I’m a list person. You know the type: those slightly uptight hyper-organizers with categorized Moleskines and Evernote synced to both their laptop and their smartphone. People to whom sticky notes are tiny, multi-colored deities and whiteboards are the altars upon which they are worshipped. People who actually got a little misty-eyed at the sheer number of books in the “Listography” series (Film Listography. Love Listography. Music Listography).
I identify myself with these people. That fact, combined with my love of reading, makes any reading list a dangerous black hole that can be printed out and meticulously notated with which ones I have read and which I have still to conquer. They’re all the same: an enthralling, lovely time-suck.
Except the ones that have deadlines. That’s right. Collegeboard.com’s “101 Books to Read Before College”.
Aha! says my neurotic list maker. A challenge! I will rise to the occasion! (Three years later and I’m a sophomore with less than half the list checked off…) But really, who has the authority to tell us what to read? What makes these 101 books so vital to a successful college career? LET’S FIND OUT.

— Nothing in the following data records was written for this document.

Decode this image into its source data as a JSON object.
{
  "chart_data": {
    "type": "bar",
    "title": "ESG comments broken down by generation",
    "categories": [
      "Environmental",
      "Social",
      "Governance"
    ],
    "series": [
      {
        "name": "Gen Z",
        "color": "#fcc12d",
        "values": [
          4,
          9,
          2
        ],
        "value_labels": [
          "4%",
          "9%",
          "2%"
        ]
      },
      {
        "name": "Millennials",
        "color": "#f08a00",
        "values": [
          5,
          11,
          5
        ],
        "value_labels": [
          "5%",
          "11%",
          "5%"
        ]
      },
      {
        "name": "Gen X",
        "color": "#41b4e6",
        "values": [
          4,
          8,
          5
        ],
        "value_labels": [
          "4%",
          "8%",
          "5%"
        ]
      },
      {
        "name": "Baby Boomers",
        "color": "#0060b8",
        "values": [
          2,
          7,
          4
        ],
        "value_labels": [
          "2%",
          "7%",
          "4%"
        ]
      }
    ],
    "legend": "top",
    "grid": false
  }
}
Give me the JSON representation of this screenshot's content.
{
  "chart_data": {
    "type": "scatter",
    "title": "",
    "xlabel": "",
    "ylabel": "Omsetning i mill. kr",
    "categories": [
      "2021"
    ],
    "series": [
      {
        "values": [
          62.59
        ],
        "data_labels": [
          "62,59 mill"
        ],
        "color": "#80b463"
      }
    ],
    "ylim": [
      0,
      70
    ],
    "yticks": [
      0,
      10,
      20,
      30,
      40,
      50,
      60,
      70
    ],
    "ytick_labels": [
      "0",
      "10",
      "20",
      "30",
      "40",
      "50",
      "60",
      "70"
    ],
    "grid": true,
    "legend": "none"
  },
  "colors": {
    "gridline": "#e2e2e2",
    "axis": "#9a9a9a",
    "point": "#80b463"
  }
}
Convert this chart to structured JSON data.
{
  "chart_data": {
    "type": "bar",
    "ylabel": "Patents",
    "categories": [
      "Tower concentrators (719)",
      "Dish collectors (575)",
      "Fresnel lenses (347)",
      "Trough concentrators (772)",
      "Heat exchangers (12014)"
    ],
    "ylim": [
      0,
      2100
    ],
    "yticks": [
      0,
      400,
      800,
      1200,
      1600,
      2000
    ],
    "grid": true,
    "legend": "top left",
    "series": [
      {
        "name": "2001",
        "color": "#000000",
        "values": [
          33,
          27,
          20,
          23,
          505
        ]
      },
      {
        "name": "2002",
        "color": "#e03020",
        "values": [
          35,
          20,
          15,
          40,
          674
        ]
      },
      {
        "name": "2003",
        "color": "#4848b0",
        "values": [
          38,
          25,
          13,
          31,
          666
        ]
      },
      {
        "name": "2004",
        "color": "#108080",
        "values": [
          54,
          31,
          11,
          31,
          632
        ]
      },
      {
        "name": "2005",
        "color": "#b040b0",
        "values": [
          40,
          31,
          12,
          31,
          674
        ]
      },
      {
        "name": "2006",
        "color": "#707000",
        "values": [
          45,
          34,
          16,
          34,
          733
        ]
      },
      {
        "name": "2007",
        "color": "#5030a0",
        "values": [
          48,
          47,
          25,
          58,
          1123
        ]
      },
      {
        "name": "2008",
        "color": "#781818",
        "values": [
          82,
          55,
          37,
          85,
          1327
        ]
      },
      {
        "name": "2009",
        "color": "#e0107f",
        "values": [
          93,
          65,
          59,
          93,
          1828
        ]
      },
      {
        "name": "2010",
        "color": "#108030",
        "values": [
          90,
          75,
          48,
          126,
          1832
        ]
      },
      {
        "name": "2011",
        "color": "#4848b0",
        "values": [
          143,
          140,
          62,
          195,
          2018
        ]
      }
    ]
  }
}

Going in no particular order, I’m going to start with a favorite of mine and one of the few on the list that I had already read: “To Kill a Mockingbird.” My dad read this to my sister and me when we were eight and twelve, entirely forgetting that an essential theme of the book deals with the rather confusing issue of rape.
“What’s rape?” asked my sister.
I, the seasoned twelve-year-old, looked away in mortification of her ignorance.
My dad stumbled over some obscure definition that neither of us understood and closed the book, muttering, “How did I forget about that?” to himself. Little did we know that we were pretty much acting out a scene in the book in which Scout asks Atticus the same thing and he responds in a similar way.
But now that I’ve gone back and read “Mockingbird,” I don’t blame my dad for forgetting. It’s a disjointed book, written in a very choppy, episodic manner. Like “The Jungle Book,” every chapter is its own separate entity. It’s like a photo album: a collection of snapshots. And, like all great books, it has the ability to keep growing and leaping out of the pages even when you close it.
Rape, racism, murder and lies viewed through the equalizing eyes of children: definitely a good book to read for people transitioning from youth to adulthood but inheriting what (sadly) appears to be the same world. If we don’t have Atticus to protect us anymore, the book asks, what do we do?